Ce que Pierre aura à faire, lui déclare Jésus, c’est prendre vivant des hommes. Non pas les prendre vivants comme des poissons pour les mettre dans un aquarium ou un vivier afin de disposer d’eux plus tard, non pas les prendre comme, à la guerre, on fait des prisonniers, mais les prendre et les rendre, les prendre pour les rendre à la vie (tout autre compréhension de ce quatrième verbe reviendrait en arrière, reviendrait aux verbes précédents, et surtout au premier).
Pierre aura à les prendre vivants, ce qui exclut que ces hommes soient préalablement leurrés. Ce qui oblige qu’ayant entendu l’appel, ce soit leur volonté et leur choix qui les conduise à entrer dans cet espace décrit comme un filet, mais un filet ouvert, et que nous appelons Église.
Quelqu’un donc a entendu l’Évangile, quelqu’un a entendu l’appel, il entre tel qu’il est, sans forcément savoir ce qui va se passer, et c’est la liberté qu’il trouve, celle de partir et celle de rester.

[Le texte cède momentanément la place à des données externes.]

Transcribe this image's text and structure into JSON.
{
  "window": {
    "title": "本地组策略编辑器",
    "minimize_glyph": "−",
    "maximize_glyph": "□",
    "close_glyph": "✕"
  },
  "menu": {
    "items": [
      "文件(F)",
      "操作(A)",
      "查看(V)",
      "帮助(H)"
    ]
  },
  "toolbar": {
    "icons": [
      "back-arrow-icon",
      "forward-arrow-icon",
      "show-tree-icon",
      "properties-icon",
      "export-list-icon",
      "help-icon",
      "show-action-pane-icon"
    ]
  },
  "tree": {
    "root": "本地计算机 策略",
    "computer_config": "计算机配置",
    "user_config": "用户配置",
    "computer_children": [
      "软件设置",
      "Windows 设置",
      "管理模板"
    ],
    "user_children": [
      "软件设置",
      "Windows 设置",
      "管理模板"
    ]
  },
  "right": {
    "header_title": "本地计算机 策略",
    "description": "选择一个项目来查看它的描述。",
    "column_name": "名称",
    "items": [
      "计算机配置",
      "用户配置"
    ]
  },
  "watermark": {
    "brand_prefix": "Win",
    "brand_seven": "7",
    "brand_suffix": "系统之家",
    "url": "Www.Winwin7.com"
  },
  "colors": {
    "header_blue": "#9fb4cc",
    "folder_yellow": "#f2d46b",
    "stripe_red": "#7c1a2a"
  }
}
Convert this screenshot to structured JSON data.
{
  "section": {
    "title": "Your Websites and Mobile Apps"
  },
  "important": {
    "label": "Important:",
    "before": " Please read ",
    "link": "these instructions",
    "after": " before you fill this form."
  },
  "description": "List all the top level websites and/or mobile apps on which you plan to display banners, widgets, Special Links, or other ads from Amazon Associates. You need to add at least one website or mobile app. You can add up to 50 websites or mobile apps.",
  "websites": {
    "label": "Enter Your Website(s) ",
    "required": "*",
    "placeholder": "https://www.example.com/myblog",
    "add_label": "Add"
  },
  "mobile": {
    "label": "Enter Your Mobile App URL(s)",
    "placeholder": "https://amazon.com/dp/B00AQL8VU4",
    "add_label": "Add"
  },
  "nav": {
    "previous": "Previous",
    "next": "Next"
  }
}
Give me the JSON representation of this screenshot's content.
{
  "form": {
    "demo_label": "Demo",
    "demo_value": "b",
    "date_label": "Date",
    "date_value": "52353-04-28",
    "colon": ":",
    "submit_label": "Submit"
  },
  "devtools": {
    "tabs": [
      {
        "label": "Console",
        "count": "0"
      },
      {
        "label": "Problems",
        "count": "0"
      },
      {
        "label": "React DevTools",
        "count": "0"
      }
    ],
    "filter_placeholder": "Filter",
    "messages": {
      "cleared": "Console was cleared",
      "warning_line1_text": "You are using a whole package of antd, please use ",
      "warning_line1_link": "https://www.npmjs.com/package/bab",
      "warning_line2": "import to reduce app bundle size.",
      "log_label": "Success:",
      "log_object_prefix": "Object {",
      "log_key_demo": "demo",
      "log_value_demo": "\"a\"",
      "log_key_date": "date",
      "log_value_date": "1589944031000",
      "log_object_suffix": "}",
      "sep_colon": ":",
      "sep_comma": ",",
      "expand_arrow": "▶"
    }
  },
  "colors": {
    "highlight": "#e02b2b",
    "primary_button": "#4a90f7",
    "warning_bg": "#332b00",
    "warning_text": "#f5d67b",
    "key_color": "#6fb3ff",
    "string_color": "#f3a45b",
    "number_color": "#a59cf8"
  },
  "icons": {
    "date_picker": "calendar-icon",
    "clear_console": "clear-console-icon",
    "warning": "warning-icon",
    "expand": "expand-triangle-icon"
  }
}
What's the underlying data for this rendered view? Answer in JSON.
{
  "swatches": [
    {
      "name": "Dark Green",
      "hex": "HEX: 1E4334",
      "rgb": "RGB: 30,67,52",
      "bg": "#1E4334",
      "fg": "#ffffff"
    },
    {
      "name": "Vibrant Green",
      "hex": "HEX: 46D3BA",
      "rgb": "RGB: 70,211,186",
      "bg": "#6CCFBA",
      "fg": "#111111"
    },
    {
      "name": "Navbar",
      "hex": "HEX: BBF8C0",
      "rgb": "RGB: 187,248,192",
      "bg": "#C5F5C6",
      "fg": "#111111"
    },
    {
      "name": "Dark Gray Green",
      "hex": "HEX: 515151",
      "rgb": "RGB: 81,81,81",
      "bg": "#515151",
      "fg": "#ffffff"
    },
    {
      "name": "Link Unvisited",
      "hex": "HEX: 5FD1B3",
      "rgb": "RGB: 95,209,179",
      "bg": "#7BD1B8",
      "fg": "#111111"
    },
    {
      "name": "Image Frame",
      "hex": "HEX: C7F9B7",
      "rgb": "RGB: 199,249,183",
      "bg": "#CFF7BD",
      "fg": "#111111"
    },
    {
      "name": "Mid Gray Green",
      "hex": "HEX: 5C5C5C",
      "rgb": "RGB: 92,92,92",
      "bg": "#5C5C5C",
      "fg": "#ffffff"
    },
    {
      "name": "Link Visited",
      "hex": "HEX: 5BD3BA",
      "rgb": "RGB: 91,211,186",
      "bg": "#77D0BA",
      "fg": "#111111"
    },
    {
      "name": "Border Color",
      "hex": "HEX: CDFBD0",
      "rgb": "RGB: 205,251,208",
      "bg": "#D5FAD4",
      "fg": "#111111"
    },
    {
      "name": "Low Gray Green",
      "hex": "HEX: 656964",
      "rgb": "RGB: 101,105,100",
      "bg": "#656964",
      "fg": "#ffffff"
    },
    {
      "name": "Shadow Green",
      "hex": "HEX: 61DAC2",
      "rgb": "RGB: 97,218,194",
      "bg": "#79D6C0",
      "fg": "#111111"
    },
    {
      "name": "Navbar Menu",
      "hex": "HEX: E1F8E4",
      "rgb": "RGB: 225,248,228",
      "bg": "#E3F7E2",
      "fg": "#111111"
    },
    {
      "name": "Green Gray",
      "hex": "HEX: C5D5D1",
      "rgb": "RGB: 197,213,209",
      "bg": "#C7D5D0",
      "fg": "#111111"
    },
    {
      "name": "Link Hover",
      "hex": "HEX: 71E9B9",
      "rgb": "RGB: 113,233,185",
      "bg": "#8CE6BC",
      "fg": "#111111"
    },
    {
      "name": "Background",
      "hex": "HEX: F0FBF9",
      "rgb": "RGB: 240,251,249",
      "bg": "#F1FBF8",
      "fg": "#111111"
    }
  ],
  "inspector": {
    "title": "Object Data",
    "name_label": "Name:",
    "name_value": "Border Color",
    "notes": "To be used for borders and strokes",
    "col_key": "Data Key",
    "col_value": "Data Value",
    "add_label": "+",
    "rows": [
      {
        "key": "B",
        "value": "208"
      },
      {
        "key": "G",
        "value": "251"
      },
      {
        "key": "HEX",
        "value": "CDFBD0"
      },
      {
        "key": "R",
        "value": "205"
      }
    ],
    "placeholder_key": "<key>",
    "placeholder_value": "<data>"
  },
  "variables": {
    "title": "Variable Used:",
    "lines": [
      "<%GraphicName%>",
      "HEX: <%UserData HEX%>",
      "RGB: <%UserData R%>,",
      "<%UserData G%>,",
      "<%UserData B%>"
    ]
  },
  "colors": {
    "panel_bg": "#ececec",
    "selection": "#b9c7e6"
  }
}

Quatre verbes donc : prendre pour la mort, prendre, rassembler dans un lieu hermétiquement clos et finalement prendre pour la vie. Et avec ces quatre verbes de quoi nourrir une année entière d’études bibliques consacrées à la vocation, de quoi nourrir des journées de réflexion sur des épisodes de l’histoire des Églises, et de quoi nourrir des heures de réflexion personnelle, chacun sur sa manière de recevoir la Bonne Nouvelle, et chacun aussi sur sa manière de partager cette Bonne Nouvelle, qui sera transmise Dieu voulant.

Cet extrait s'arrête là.